Complexo com espaços de dança e ópera que ficará em frente à Sala São Paulo vai ocupar espaço de antiga rodoviária
Projeto é da renomada dupla suíça Herzog & De Meuron, que fez a Tate Modern, em Londres, e tem influências de Lina Bo Bardi
É o oposto da Sala São Paulo. Enquanto a mais famosa sala de concertos do país é indevassável para quem anda na rua, o complexo cultural que o governo paulista planeja construir do outro lado da praça, onde ficava a antiga rodoviária, será transparente: ensaios de dança e de música poderão ser vistos da rua, como mostram os primeiros desenhos do prédio, obtidos pela Folha.
Foi esse ponto de vista, o da transparência, que os arquitetos suíços Jacques Herzog e Pierre de Meuron adotaram no primeiro projeto que fazem na América Latina. Herzog e De Meuron, ambos de 59 anos, são a dupla mais famosa da arquitetura mundial e criaram, entre outros ícones, o Ninho de Pássaro, em Pequim, e a Tate Modern, em Londres.
O complexo abrigará um teatro de dança e ópera com 1.750 lugares, outro para peças e recitais com 600 lugares e uma sala experimental de 400 lugares. Terá 95 mil m2 de área construída, o equivalente a quatro vezes o Pavilhão da Bienal (que tem 25 mil m2).
Vai ocupar duas quadras, cujos imóveis serão desapropriados e demolidos: a da antiga rodoviária e a contígua. A região da Luz já tem uma das maiores concentrações de espaços culturais da cidade. Lá ficam a Pinacoteca, a Estação Pinacoteca, o Museu da Língua Portuguesa e a Sala São Paulo.
A abertura total do complexo cultural não é para já, segundo o secretário de Cultura, João Sayad. Para ele, os problemas de violência na Cracolândia tornam inviáveis esse ideal.
“A Sala São Paulo é de fato um bunker. O teatro começa como um bunker para, quando houver condições, se abrir para o público. Se deixar aberto agora, vem gente dormir aqui.

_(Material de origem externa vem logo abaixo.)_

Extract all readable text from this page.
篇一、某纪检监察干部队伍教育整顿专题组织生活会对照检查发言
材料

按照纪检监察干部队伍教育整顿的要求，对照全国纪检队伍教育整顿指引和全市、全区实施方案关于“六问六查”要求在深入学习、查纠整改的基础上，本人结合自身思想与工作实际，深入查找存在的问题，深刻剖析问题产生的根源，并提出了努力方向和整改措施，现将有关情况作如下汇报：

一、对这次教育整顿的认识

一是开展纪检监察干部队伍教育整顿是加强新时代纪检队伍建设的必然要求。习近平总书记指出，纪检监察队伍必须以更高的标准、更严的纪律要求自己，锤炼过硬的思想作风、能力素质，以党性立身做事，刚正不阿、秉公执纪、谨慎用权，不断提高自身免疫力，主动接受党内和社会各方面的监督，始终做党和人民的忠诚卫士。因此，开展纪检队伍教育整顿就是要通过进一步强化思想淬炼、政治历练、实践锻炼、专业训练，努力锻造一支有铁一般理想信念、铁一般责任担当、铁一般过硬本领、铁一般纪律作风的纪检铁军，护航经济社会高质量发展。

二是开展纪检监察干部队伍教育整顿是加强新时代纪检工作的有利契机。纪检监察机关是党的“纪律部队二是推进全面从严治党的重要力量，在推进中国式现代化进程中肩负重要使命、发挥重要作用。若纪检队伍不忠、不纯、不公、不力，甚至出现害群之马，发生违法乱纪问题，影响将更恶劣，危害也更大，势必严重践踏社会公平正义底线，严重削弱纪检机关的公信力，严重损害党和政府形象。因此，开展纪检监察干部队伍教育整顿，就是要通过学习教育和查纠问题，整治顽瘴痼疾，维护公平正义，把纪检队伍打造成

É irreal colocar mesinha na praça porque há risco de assalto”, diz.
Quatro escritórios internacionais de arquitetura foram convidados para apresentar projetos -o do britânico Norman Foster, o holandês OMA, o do americano Cesar Pelli e o de Herzog e De Meuron.

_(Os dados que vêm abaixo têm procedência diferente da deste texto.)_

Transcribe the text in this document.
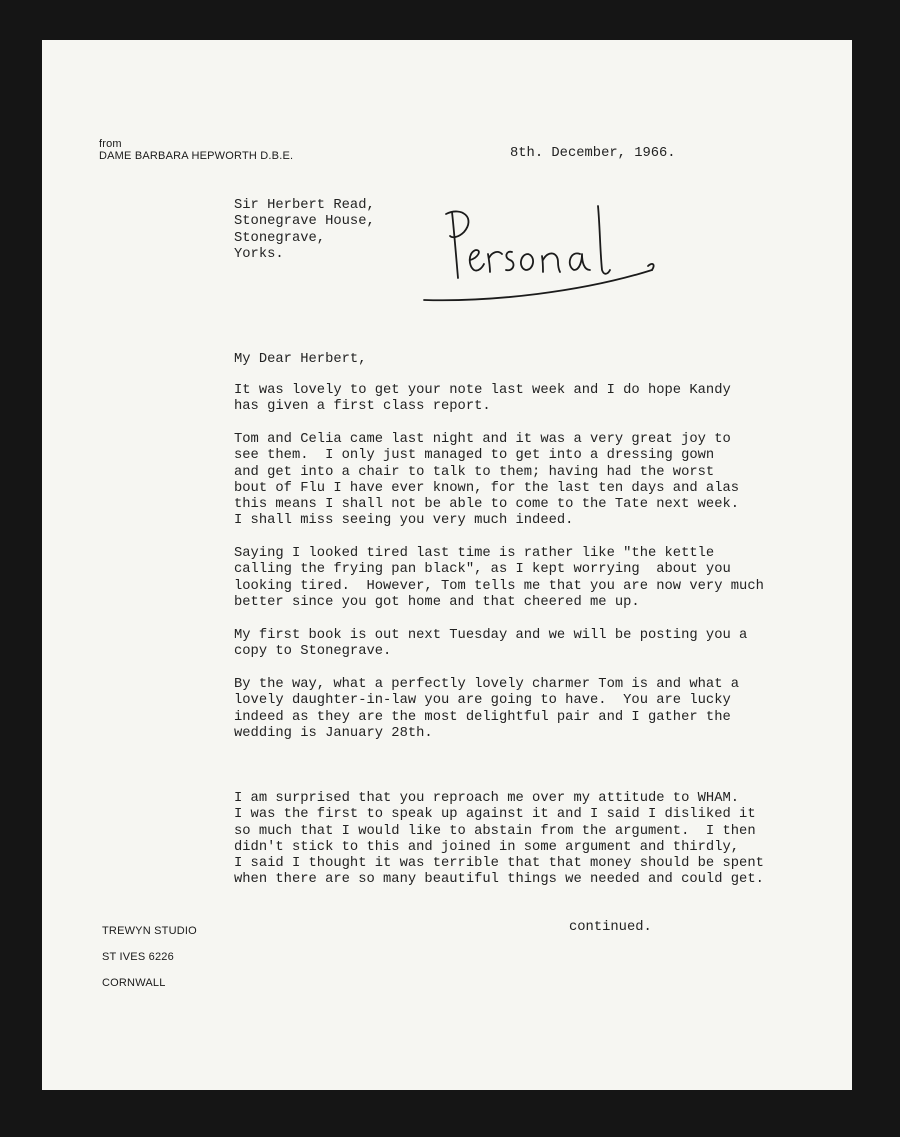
from
DAME BARBARA HEPWORTH D.B.E.	8th. December, 1966.
Sir Herbert Read,
Stonegrave House,
Stonegrave,
Yorks.
My Dear Herbert,
It was lovely to get your note last week and I do hope Kandy
has given a first class report.
Tom and Celia came last night and it was a very great joy to
see them.  I only just managed to get into a dressing gown
and get into a chair to talk to them; having had the worst
bout of Flu I have ever known, for the last ten days and alas
this means I shall not be able to come to the Tate next week.
I shall miss seeing you very much indeed.
Saying I looked tired last time is rather like "the kettle
calling the frying pan black", as I kept worrying  about you
looking tired.  However, Tom tells me that you are now very much
better since you got home and that cheered me up.
My first book is out next Tuesday and we will be posting you a
copy to Stonegrave.
By the way, what a perfectly lovely charmer Tom is and what a
lovely daughter-in-law you are going to have.  You are lucky
indeed as they are the most delightful pair and I gather the
wedding is January 28th.
I am surprised that you reproach me over my attitude to WHAM.
I was the first to speak up against it and I said I disliked it
so much that I would like to abstain from the argument.  I then
didn't stick to this and joined in some argument and thirdly,
I said I thought it was terrible that that money should be spent
when there are so many beautiful things we needed and could get.
TREWYN STUDIO
ST IVES 6226
CORNWALL
continued.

Só a dupla suíça não apresentou nenhum esboço prévio. Diziam que não fazia sentido imaginar algo sem conhecer a cidade. Vieram a São Paulo e ficaram encantados com duas características, segundo Sayad: as árvores e a arquitetura de Lina Bo Bardi, Oscar Niemeyer e Paulo Mendes da Rocha. “Eles me disseram uma coisa que me surpreendeu: para eles, São Paulo é uma cidade verde.”

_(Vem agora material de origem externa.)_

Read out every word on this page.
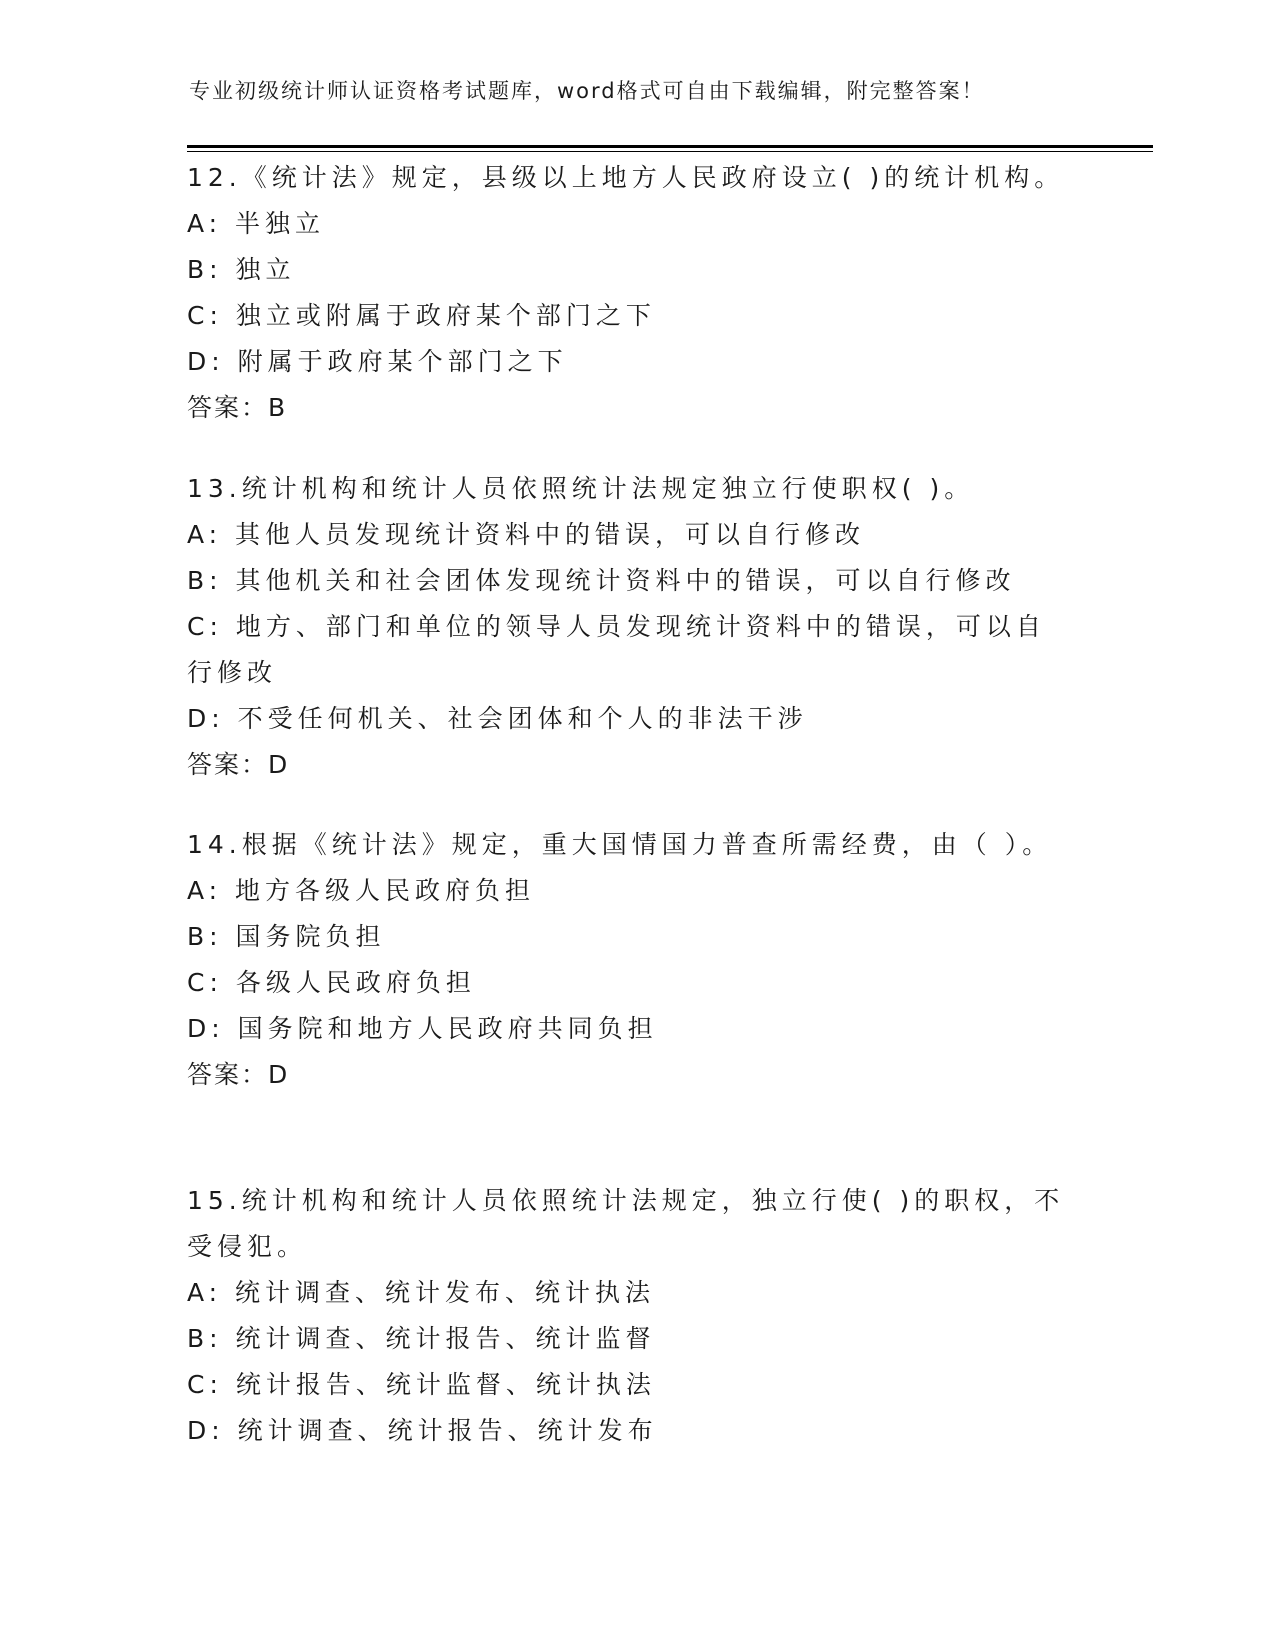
专业初级统计师认证资格考试题库，word格式可自由下载编辑，附完整答案！
12.《统计法》规定，县级以上地方人民政府设立( )的统计机构。
A: 半独立
B: 独立
C: 独立或附属于政府某个部门之下
D: 附属于政府某个部门之下
答案：B
13.统计机构和统计人员依照统计法规定独立行使职权( )。
A: 其他人员发现统计资料中的错误，可以自行修改
B: 其他机关和社会团体发现统计资料中的错误，可以自行修改
C: 地方、部门和单位的领导人员发现统计资料中的错误，可以自行修改
D: 不受任何机关、社会团体和个人的非法干涉
答案：D
14.根据《统计法》规定，重大国情国力普查所需经费，由（ ）。
A: 地方各级人民政府负担
B: 国务院负担
C: 各级人民政府负担
D: 国务院和地方人民政府共同负担
答案：D
15.统计机构和统计人员依照统计法规定，独立行使( )的职权，不受侵犯。
A: 统计调查、统计发布、统计执法
B: 统计调查、统计报告、统计监督
C: 统计报告、统计监督、统计执法
D: 统计调查、统计报告、统计发布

As duas características estão presentes no projeto. As árvores ficarão num bosque na entrada do complexo. Referências à arquitetura modernista brasileira podem ser vistas numa rampa de 14 metros de largura, que tem um porte similar ao da rampa do Palácio do Planalto de Niemeyer.
A transparência do prédio parece ser uma evocação da Casa de Vidro que Lina Bo Bardi construiu para ela e para o marido, Pietro Maria Bardi, no meio de um bosque no bairro do Morumbi.
Sandra Rodrigues, gestora do projeto do complexo cultural, relata que Herzog e De Meuron diziam o tempo todo que adoravam a arquitetura brasileira: “É muito evidente no projeto a referência à casa de Lina Bo Bardi. Eles ficaram encantados com a Casa de Vidro”.
Mais de R$ 300 mi
A construção do complexo deve consumir R$ 311,8 milhões, segundo a Secretaria de Cultura. Desse valor, o governo entra com R$ 78,1 milhões e os R$ 233,7 milhões restantes serão pedidos como empréstimo ao BID (Banco Interamericano de Desenvolvimento). Herzog e De Meuron devem receber entre 6,5% e 8,5% do valor da obra -algo entre R$ 20,3 milhões e R$ 26,5 milhões.
A obra está prevista para começar em julho do ano que vem e deve durar três anos. As desapropriações da primeira quadra já alcançam 70% dos imóveis e a da segunda devem começar em três meses, de acordo com Rodrigues.
Sayad diz que o governo optou pelo empréstimo internacional para que, caso o PSDB seja derrotado em 2010 nas eleições para o governo do Estado, haja uma garantia de continuidade para a obra.
Hoje responsável por obras da magnitude do Rodoanel (orçada em R$ 3,5 bilhões), o governador José Serra prega a valorização dos projetos na área de Cultura. Citando o exemplo de Mário Covas (1930-2001), governador morto em 2001, Serra repete que, por mais que invistam em infraestrutura, é na cultura que os governantes deixam sua marca.